Je suis écrivain
Je pense a Katia avec qui j'avais parle de Ben Harper et de la musique comme pansement. Quand je plonge dans la musique de Ben Harper, ca me fait comme du sirop sur mon estomac qui se contracte, ca fait comme un pansement, ca me donne du plaisir la ou j'ai eu de la frustration. La musique a ete la meilleure compagne des melancoliques, des exaltes de l'eprouve vital (on y revient), ceux qui eprouvent plus, qui s'exaltent plus. Je n'ai pas encore trouve la religion dans laquelle je pourrai deverser mon amour digne de celui de Sainte-Therese de Lisieux. Si, la poesie de Rumi, c'est exactement ca et Rumi dansait sur la musique, la danse mue par le feu de ce coeur en emoi. Parfois je me dis que j'ai trop eprouve, j'ai ete trop emue, que je vais mourir jeune parce que c'est comme faire beaucoup de sport.

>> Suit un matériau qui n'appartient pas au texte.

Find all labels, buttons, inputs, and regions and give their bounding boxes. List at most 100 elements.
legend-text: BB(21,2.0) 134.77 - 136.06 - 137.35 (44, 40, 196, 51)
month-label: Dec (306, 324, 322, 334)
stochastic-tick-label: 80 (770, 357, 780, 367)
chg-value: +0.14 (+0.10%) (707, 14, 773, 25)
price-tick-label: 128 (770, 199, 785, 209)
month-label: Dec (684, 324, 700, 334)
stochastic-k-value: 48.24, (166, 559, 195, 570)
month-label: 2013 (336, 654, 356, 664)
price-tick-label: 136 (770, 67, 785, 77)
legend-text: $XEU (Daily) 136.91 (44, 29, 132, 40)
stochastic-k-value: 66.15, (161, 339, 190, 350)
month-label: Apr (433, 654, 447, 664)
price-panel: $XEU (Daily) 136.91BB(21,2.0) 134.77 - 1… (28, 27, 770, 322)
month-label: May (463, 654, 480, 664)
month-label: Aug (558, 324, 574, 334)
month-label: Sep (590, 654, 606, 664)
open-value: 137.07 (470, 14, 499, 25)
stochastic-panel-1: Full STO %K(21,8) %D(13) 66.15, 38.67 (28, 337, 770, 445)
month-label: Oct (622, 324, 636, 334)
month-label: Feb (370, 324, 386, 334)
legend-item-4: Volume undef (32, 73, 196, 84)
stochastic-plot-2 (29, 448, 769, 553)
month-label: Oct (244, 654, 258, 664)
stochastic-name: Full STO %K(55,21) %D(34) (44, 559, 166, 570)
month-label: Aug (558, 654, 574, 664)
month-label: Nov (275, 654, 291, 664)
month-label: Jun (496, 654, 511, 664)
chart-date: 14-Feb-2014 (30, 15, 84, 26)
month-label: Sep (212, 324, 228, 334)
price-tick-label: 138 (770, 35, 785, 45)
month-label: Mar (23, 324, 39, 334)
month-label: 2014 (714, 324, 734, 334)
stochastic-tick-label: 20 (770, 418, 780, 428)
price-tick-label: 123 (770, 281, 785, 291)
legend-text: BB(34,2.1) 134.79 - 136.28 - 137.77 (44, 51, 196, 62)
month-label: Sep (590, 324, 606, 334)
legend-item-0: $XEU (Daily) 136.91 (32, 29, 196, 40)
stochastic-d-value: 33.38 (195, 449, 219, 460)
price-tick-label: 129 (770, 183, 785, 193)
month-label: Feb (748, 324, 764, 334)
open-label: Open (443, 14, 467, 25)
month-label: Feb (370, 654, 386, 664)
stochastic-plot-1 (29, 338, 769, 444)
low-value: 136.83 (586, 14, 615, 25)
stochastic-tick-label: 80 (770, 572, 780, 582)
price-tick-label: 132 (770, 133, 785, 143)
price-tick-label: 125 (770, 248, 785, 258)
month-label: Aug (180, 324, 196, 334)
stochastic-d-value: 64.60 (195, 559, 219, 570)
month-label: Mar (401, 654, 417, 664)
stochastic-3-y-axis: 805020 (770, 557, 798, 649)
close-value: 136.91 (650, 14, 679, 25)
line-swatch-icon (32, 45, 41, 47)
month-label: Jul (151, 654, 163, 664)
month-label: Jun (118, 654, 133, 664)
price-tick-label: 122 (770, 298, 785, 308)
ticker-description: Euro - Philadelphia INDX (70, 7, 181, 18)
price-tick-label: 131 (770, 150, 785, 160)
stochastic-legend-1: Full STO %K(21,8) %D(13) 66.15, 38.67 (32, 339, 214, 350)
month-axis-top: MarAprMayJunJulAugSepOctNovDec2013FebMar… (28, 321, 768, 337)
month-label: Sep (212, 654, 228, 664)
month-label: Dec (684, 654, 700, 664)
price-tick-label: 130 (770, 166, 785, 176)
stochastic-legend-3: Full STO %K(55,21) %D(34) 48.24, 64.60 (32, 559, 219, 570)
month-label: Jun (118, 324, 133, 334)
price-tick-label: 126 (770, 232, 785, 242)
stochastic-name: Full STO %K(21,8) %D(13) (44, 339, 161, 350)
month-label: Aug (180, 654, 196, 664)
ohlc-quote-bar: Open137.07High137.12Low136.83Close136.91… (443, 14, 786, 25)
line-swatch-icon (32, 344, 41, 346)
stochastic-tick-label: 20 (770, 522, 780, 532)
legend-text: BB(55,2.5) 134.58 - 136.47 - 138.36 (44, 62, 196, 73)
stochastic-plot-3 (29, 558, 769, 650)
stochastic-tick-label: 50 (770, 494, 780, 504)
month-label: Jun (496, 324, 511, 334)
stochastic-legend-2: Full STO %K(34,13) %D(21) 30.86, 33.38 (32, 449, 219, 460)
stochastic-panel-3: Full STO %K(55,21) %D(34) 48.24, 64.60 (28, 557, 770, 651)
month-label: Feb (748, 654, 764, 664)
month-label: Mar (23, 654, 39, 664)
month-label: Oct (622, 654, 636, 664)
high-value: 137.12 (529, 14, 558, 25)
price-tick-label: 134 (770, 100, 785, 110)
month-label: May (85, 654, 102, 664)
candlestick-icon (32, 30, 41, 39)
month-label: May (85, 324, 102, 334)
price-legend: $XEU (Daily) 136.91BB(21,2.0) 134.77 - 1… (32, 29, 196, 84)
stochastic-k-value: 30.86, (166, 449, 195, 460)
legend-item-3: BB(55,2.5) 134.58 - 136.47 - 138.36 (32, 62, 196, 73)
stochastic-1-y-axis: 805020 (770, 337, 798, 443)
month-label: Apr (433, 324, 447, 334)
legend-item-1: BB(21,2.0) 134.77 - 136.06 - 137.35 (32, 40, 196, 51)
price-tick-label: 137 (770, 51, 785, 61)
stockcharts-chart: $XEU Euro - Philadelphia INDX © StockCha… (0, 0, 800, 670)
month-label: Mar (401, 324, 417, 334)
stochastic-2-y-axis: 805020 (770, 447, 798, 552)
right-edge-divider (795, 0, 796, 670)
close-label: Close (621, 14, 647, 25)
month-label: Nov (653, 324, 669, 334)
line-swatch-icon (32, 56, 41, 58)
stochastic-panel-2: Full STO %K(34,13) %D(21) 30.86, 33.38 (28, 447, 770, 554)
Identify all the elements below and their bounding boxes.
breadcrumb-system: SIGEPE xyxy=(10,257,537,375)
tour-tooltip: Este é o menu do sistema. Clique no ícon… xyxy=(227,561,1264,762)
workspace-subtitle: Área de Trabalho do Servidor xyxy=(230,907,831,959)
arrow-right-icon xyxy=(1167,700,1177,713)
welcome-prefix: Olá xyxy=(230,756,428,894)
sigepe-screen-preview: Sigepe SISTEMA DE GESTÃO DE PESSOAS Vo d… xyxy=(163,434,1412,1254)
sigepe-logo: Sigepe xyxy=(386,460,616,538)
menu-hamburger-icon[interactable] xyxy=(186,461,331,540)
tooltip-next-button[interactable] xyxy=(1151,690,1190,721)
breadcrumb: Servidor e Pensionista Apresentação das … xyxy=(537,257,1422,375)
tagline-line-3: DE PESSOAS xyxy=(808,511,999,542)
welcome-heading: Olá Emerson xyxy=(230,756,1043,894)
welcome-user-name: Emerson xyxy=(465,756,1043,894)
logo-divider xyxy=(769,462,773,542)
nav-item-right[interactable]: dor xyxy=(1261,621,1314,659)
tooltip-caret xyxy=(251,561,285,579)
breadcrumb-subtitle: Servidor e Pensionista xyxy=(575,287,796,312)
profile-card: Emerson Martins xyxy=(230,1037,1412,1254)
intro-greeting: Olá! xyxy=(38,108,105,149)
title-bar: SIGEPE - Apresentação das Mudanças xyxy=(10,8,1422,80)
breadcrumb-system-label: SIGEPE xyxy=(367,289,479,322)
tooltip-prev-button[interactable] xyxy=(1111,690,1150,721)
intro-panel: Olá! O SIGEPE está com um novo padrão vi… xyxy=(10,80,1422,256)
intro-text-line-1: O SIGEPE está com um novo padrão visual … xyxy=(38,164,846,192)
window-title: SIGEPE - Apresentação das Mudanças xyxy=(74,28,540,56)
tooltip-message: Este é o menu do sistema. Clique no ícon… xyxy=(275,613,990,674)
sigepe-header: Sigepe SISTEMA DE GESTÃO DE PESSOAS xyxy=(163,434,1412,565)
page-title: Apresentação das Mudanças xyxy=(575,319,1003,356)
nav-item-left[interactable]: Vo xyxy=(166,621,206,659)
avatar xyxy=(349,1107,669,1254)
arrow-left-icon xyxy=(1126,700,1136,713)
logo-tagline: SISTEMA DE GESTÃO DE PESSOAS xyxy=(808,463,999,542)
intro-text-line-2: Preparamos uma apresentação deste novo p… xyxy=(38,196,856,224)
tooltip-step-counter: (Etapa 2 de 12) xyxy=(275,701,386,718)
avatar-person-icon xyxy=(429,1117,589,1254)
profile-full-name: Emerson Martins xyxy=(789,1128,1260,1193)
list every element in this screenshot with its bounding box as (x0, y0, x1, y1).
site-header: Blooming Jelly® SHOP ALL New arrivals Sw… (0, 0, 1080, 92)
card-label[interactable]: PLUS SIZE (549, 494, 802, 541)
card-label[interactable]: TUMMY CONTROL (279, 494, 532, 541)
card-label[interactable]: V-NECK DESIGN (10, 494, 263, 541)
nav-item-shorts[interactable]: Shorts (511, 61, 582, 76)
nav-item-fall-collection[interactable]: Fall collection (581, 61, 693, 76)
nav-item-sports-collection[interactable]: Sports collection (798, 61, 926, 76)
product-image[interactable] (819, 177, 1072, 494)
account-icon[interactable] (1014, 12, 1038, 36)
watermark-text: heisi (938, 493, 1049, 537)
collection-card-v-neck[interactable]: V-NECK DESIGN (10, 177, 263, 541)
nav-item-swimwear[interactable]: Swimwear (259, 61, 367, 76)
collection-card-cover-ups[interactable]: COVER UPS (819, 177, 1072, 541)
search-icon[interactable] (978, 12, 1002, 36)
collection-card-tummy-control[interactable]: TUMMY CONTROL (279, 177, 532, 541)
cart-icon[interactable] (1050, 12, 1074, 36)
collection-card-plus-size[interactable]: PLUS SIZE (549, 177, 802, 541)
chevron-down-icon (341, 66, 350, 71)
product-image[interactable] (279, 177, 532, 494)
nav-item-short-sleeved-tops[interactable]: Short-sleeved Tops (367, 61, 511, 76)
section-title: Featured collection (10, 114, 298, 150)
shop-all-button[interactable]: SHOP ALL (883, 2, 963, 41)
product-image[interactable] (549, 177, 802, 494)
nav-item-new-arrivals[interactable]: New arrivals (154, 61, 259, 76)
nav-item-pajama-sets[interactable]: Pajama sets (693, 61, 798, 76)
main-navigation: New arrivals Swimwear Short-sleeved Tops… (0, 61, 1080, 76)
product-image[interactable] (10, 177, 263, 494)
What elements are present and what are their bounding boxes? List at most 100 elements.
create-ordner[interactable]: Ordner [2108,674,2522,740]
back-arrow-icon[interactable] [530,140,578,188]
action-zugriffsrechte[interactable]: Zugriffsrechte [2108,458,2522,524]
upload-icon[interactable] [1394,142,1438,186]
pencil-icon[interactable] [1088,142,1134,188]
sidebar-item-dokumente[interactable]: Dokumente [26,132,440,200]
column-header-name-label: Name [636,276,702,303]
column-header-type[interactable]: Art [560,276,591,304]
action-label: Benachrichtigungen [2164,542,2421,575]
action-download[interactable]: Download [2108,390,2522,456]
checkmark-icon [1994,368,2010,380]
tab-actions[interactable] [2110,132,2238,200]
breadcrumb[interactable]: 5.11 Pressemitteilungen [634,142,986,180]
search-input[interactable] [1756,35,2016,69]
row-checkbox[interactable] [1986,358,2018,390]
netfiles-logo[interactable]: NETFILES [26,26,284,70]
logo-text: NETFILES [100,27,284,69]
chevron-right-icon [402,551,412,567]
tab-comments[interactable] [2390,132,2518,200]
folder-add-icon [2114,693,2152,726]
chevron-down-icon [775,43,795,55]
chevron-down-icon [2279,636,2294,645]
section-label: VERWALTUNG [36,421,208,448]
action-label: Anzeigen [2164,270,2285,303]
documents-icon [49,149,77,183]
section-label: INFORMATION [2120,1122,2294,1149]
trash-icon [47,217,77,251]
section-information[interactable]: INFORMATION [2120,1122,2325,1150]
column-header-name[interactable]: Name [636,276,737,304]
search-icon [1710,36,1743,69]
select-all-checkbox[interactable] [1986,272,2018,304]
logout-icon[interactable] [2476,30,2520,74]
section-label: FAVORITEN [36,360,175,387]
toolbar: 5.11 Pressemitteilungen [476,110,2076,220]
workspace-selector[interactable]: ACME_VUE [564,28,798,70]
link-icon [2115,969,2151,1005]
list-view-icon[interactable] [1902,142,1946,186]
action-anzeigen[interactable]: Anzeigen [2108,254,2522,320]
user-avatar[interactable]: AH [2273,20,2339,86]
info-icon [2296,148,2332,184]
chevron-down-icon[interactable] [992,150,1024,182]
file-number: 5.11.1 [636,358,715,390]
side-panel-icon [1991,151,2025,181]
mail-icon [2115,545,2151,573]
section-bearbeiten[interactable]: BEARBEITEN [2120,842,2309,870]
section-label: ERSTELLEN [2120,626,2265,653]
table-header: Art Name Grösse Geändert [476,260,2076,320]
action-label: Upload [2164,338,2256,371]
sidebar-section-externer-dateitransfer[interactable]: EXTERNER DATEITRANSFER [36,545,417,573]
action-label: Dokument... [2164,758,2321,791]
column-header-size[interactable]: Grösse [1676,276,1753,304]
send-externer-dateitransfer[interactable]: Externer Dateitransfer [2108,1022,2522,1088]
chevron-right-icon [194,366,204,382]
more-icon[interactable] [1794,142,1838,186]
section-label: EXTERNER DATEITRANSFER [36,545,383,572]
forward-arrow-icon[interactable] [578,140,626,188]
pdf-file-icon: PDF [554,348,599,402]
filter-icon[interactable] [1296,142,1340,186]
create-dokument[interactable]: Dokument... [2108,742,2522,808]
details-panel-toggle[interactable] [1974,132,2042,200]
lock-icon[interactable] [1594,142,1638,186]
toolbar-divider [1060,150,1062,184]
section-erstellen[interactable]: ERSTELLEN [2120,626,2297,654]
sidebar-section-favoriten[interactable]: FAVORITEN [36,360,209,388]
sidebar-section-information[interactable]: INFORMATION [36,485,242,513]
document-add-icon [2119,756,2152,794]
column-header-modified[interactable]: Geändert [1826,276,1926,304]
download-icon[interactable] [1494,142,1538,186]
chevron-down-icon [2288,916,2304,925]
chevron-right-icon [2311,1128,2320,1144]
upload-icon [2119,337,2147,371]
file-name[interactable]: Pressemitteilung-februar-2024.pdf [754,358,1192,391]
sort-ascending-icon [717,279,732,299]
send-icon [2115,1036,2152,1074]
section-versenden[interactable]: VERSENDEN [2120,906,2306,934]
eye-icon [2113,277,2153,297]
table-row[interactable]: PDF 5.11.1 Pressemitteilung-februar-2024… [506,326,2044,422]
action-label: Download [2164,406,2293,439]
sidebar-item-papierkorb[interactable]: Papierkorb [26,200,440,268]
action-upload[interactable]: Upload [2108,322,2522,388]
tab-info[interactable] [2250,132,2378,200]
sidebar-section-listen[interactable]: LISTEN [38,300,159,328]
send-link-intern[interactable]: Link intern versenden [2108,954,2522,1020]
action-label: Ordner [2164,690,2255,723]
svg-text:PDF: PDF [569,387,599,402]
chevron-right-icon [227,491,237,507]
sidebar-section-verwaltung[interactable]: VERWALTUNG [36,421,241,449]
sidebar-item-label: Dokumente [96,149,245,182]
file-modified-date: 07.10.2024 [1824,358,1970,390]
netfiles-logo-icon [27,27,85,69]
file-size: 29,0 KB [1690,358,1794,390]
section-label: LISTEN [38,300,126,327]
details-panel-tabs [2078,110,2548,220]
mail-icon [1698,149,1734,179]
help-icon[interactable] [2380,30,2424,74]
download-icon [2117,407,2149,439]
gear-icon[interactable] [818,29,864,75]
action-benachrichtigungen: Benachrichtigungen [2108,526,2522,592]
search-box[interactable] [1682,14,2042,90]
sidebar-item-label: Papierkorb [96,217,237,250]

J'appuie sur play et la voix de Ben Harper me rechauffe la ou j'ai froid. Le psychanalyste Lucien Israel parle tres bien de la relation a l'autre qui menace chacun d''une angoisse de castration, c'est de ca que les gens ont peur. Ils ne vont pas a la rencontre de l'autre car forcement il faudra traverser l'angoisse de castration. Moi ok je vais finir par accepter cette exaltation en moi, que je suis presque une hedoniste, presque... Il faudrait sauter dans le vide... J'ai eu quelques compagnons sur la route, de passage. des eclairs de plaisir... Les autres se camouflent. Je ne suis pas assez detachee affectivement pour etre une libertine, mais c'est ce que je devrais faire. Je les connais mes compagnes de lettres au fil des siecles et je tache de ne pas etre dans la revendication et c'est dur. J'aimerais juste comprendre pourquoi on doit payer pour ca, pour etre une femme de lettres, pourquoi on doit mettre des cailloux dans ses poches pour se noyer dans la riviere. Mais un etre pertinent dirait que ce sont les melancoliques qui deviennent ecrivains et que ca n'a rien a voir avec le genre. Ce n'est pas faux.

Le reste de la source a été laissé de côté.